# CheXOne: A Visual-Language Foundation Model for Chest X-Rays with Reasoning Capabilities

> CheXOne is a chest X-ray interpretation model developed by Stanford University. Through explicit reasoning chain generation and GRPO reinforcement learning optimization, its report quality meets or exceeds the level of resident physicians in over 50% of cases.

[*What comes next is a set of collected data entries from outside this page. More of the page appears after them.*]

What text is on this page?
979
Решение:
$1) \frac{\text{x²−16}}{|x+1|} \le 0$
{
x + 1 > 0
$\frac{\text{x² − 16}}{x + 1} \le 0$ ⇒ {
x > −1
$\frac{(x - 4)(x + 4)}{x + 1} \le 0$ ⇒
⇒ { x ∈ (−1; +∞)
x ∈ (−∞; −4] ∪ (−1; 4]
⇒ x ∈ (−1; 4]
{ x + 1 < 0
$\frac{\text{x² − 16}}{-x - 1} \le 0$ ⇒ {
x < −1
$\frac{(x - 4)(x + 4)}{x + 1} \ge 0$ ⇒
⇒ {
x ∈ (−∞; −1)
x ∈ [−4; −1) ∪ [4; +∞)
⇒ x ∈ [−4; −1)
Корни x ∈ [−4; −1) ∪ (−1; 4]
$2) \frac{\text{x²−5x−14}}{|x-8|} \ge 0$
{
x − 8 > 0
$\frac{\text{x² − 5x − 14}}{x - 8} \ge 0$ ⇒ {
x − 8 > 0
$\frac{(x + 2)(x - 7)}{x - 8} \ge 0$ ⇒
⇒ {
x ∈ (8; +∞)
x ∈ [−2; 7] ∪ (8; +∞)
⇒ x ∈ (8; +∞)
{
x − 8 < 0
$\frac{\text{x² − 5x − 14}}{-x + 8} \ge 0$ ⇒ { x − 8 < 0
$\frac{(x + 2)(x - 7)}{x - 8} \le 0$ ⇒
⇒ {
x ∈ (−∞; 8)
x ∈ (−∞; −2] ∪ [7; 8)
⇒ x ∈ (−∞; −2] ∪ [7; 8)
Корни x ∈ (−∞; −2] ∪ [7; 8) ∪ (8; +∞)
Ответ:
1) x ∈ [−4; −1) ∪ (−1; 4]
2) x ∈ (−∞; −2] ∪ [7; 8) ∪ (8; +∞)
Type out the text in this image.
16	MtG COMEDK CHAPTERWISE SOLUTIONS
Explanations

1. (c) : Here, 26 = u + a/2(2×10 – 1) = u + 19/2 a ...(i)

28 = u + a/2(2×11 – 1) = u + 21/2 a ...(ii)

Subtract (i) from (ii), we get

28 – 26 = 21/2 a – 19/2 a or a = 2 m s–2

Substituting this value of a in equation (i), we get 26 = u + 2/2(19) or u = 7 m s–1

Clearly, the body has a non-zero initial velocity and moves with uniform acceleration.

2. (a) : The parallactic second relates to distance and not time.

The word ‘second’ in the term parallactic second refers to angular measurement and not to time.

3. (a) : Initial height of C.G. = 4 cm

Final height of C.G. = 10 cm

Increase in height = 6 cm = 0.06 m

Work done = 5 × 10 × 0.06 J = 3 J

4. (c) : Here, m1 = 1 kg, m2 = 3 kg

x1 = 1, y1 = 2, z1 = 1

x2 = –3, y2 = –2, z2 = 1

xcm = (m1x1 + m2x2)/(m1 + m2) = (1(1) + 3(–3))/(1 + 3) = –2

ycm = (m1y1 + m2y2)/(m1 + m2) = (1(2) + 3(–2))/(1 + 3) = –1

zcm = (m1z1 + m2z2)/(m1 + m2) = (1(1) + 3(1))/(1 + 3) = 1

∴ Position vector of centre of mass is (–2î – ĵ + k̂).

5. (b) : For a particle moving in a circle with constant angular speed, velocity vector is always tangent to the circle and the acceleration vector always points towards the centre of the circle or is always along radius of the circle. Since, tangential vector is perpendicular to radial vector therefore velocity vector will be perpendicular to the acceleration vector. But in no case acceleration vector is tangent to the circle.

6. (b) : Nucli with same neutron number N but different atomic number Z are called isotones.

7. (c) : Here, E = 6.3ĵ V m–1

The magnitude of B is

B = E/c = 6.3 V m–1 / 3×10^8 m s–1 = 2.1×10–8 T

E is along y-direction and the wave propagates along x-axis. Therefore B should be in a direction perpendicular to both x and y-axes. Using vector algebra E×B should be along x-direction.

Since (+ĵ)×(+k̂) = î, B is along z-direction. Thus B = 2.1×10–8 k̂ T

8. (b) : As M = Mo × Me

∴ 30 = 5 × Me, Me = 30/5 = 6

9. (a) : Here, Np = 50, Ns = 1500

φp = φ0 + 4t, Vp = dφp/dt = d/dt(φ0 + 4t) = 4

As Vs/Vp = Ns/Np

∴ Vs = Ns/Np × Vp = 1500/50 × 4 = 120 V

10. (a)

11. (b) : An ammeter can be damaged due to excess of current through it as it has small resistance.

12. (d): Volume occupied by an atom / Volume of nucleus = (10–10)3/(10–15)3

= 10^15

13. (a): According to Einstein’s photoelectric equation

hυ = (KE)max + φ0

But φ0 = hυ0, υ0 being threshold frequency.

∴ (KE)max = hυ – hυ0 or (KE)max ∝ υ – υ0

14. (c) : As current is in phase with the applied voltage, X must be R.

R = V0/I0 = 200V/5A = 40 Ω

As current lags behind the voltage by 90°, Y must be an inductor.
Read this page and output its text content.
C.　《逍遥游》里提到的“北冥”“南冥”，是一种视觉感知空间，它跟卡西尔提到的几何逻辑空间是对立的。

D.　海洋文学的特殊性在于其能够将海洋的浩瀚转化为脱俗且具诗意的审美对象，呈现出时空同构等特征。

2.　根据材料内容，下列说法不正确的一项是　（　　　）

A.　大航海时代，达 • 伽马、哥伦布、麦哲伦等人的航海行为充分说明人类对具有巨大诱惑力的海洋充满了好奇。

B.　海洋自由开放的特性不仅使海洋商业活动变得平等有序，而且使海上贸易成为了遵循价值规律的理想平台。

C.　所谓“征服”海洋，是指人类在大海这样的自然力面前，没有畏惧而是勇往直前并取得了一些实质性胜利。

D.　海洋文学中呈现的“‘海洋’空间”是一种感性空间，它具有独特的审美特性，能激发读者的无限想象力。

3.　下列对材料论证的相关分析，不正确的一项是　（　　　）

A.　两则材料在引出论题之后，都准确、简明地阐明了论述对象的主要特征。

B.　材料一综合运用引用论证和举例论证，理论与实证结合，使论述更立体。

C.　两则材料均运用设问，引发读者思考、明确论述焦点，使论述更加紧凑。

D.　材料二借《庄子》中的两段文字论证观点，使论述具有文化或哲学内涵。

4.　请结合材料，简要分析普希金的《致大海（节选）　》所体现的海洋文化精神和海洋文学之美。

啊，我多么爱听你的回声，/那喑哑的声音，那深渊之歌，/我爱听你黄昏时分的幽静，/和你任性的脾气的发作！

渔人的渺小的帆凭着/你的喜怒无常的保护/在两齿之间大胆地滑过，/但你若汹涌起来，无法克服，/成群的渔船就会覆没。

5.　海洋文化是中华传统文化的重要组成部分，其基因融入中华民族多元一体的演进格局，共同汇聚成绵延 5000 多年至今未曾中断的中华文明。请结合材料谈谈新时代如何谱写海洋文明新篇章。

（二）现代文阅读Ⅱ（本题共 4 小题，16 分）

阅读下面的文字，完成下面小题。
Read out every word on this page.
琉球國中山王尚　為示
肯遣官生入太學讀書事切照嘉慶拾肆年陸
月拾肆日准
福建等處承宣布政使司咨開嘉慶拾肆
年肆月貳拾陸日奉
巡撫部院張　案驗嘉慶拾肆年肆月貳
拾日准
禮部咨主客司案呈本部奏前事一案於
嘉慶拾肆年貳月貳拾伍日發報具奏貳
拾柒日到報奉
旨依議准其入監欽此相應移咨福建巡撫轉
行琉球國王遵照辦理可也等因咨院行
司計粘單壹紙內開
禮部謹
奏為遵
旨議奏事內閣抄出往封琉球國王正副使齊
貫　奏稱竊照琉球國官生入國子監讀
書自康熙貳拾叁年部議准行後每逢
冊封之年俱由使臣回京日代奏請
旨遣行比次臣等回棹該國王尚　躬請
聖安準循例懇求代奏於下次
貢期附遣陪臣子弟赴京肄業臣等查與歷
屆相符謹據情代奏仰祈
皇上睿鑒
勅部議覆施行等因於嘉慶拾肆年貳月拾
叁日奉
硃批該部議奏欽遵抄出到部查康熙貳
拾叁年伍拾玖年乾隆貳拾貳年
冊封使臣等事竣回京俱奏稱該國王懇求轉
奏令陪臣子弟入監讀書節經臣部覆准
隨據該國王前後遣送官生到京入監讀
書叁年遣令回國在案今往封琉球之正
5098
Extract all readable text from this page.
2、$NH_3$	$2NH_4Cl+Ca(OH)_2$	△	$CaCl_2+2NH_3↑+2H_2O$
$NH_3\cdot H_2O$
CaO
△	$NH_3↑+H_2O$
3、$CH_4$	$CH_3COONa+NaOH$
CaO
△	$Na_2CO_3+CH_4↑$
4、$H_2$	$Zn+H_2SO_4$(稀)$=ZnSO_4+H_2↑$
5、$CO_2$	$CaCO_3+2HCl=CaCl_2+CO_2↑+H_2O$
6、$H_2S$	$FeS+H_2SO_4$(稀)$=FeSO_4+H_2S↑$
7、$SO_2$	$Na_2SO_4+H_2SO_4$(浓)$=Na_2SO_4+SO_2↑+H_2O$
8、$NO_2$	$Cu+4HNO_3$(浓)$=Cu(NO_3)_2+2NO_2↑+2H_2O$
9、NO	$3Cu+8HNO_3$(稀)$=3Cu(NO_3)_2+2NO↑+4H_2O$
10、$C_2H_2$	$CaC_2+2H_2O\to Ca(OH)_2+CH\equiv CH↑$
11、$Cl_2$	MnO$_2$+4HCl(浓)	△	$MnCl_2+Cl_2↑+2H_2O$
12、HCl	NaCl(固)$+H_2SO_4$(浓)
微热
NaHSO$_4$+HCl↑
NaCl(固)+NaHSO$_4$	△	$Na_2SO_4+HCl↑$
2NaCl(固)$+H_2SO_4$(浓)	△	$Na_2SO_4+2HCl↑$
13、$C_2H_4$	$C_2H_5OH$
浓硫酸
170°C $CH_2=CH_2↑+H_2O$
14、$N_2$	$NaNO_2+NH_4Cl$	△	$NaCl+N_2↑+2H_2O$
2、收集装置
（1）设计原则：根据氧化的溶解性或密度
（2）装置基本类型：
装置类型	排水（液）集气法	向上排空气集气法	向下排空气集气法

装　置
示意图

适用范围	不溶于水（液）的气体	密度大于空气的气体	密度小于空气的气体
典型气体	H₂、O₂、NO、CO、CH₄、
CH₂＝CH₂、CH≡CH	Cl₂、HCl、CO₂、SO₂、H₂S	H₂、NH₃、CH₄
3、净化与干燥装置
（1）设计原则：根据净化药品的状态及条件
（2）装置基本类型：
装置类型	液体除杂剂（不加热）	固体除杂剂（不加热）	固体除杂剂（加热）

- 板块: [Openclaw Llm](https://www.zingnex.cn/en/forum/board/openclaw-llm)
- 发布时间: 2026-04-02T07:16:21.000Z
- 最近活动: 2026-04-02T07:23:01.053Z
- 热度: 150.9
- 关键词: CheXOne, 医学影像, 胸部X光, 视觉语言模型, 推理能力, AI诊断, 放射科, GRPO
- 页面链接: https://www.zingnex.cn/en/forum/thread/chexone-x
- Canonical: https://www.zingnex.cn/forum/thread/chexone-x
- Markdown 来源: floors_fallback

---

## CheXOne: Introduction to the Visual-Language Foundation Model for Chest X-Rays with Reasoning Capabilities

CheXOne is a visual-language model for chest X-ray interpretation developed by the AIMI Lab at Stanford University. Its core features include explicit reasoning capabilities and GRPO reinforcement learning optimization. In over 50% of cases, its report quality meets or exceeds the level of resident physicians. It aims to address the shortage of radiologists, enhance the interpretability of AI diagnoses, and provide auxiliary support for medical practice.

## Background of Medical Imaging AI Development

Medical imaging diagnosis is a key part of healthcare. Chest X-rays (CXR) are widely used but their interpretation relies on professional radiologists, and there is a global shortage of such physicians. Existing medical imaging AI models are mostly black-box models; the lack of an explanation process leads to trust issues. General-purpose visual-language models struggle to integrate clinical knowledge for reasoning and generate structured reports in the medical field, which requires high multi-modal understanding and medical knowledge reserves.

## Core Innovations of CheXOne

1. **Explicit Reasoning Capability**: Generates a chain-of-thought reasoning process, such as step-by-step derivation from image observations to diagnostic conclusions, enhancing interpretability; 2. **Multi-task Support**: Covers visual question answering, report generation, and visual localization, adapting to different clinical scenarios; 3. **Report Quality**: In over 50% of cases, report quality reaches the level of resident physicians, with clinical practical value.

## Technical Architecture and Training Methods of CheXOne

Post-trained on the Qwen2.5VL-3B-Instruct model, it has two stages: 1. **Supervised Fine-tuning (SFT)**: Uses the CheXInstruct-v2 and CheXReason datasets to learn converting visual information into structured medical language and generating reasoning chains; 2. **GRPO Reinforcement Learning**: Preprocesses and filters samples with low variance to select information-rich ones, optimizing reasoning reliability and robustness.

## Dual-Mode Reasoning Design of CheXOne

Provides two modes: 1. **Reasoning Mode**: Generates a complete reasoning process before giving conclusions, with high performance, suitable for medical education and difficult case discussions; 2. **Instruction Mode**: Directly outputs answers, with fast speed, suitable for emergency screening and large-scale physical examinations. Flexible switching adapts to different clinical workflows.

## Clinical Application Prospects and Limitations of CheXOne

**Application Prospects**: Radiology assistance (prioritizing urgent cases), medical education (demonstrating interpretation approaches), basic screening in resource-poor areas. **Limitations**: Training data has population bias, only supports chest X-rays, and does not integrate multi-modal clinical data. **Future Directions**: Expand to more imaging modalities, integrate electronic medical records, develop disease-specific versions, and improve clinical validation.

## Open-Source Ecosystem and Technical Implementation Details of CheXOne

**Open-Source Ecosystem**: Provides a complete codebase (reproduction methods, data scripts, training/inference code, user research scripts, etc.) to facilitate academic verification and industrial applications. **Technical Details**: Supports vLLM/SGLang/LMDeploy inference frameworks and DeepSpeed distributed training; the visual encoder supports variable token counts, and Flash Attention 2 is recommended for accelerating inference.